In an investigation report released in 2000, TSB recommended that Transport Canada “require small fishing vessels engaging in coastal voyages to carry an emergency position indicating radio beacon or other appropriate equipment that floats free, automatically activates, alerts the search and rescue system and provides position updates and homing-in capabilities.”

That recommendation is “still active,” TSB said Tuesday in a tweet.

TSB, a separate organization from Transport Canada, investigates accidents and incidents in railways, pipelines, aviation and marine.

Commercial fishing safety is on TSB’s watch list, released Oct. 31, 2016.

“Several recent investigations into fatal accidents have found a range of safety deficiencies-vessel stability, crew training, unsafe operating practices, emergency preparedness, and carriage of immersion suits and emergency position-indicating radio beacons (EPIRBs)-that once addressed would reduce those risks,” TSB said this past October.

The recommendation to mandate EPIRBs on small fishing vessels engaging in coastal voyages was made in a report into a fatal accident involving the scallop dragger Brier Mist Nov. 27, 1998. The Brier Mist was crossing the St. Lawrence River between Les Escoumins and Rimouski, Que.
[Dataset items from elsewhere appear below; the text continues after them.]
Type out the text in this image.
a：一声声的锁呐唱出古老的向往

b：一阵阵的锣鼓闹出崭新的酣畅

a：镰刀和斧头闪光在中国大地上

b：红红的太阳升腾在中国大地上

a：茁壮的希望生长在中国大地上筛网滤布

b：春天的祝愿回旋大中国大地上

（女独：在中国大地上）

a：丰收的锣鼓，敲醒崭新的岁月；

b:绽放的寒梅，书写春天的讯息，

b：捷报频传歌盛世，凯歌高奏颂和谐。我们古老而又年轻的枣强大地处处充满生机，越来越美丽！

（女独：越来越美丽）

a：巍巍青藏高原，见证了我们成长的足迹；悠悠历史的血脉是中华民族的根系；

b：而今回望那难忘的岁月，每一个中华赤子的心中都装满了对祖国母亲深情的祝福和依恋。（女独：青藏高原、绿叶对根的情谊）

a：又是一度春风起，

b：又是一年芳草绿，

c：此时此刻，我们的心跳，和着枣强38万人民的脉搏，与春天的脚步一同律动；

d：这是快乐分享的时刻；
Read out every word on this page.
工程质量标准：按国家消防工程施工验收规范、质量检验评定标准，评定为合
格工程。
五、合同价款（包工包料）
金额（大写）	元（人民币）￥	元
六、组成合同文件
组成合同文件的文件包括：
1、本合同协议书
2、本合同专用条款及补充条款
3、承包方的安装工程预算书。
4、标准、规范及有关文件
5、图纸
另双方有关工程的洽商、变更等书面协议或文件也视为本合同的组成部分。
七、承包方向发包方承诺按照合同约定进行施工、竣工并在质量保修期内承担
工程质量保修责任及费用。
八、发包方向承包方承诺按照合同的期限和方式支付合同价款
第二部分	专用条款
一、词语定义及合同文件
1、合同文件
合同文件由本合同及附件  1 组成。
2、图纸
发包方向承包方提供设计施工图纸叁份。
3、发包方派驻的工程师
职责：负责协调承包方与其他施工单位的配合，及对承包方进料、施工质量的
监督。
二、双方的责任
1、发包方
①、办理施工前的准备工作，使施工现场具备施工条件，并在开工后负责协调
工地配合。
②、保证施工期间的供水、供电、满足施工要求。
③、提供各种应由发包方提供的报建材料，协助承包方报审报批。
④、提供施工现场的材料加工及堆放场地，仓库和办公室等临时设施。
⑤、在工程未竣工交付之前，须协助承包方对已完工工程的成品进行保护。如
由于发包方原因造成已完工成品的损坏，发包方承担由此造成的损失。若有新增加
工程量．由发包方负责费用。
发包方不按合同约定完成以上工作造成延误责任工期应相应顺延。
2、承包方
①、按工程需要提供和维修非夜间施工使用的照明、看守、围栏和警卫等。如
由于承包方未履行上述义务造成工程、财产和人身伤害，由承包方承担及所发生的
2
The vessel “was sailing in a 25-knot north-west wind and seas broke on the deck at such a rate that the vessel was unable to clear the water,” TSB said in 2000 in its report. “Water was able to enter through a gap between the two panels covering the main hatch.”

The remains of two of the crew members were found while the other three were presumed dead.

One finding TSB made as to risk was that the Brier Mist “did not carry an emergency position indicating radio beacon which, if operated, would alert the search and rescue system and provide ongoing information with respect to the vessel’s position.”

In March, 2016, TSB noted that proposed Fishing Vessel Safety Regulations “would extend the requirement to carry an EPIRB on fishing vessels,” but small fishing vessels would have the choice of alternate life-saving equipment other than an EPRIB.

One alternative would be life rafts and recovery boats that could carry everyone on board. Another would be a means of two-way radio communication plus enough immersion suits for everyone on board if the water is less than 15 Celsius.

But those alternatives “do not have a means to float free, for automatically alerting search and rescue authorities, and for homing-in capabilities,” TSB said.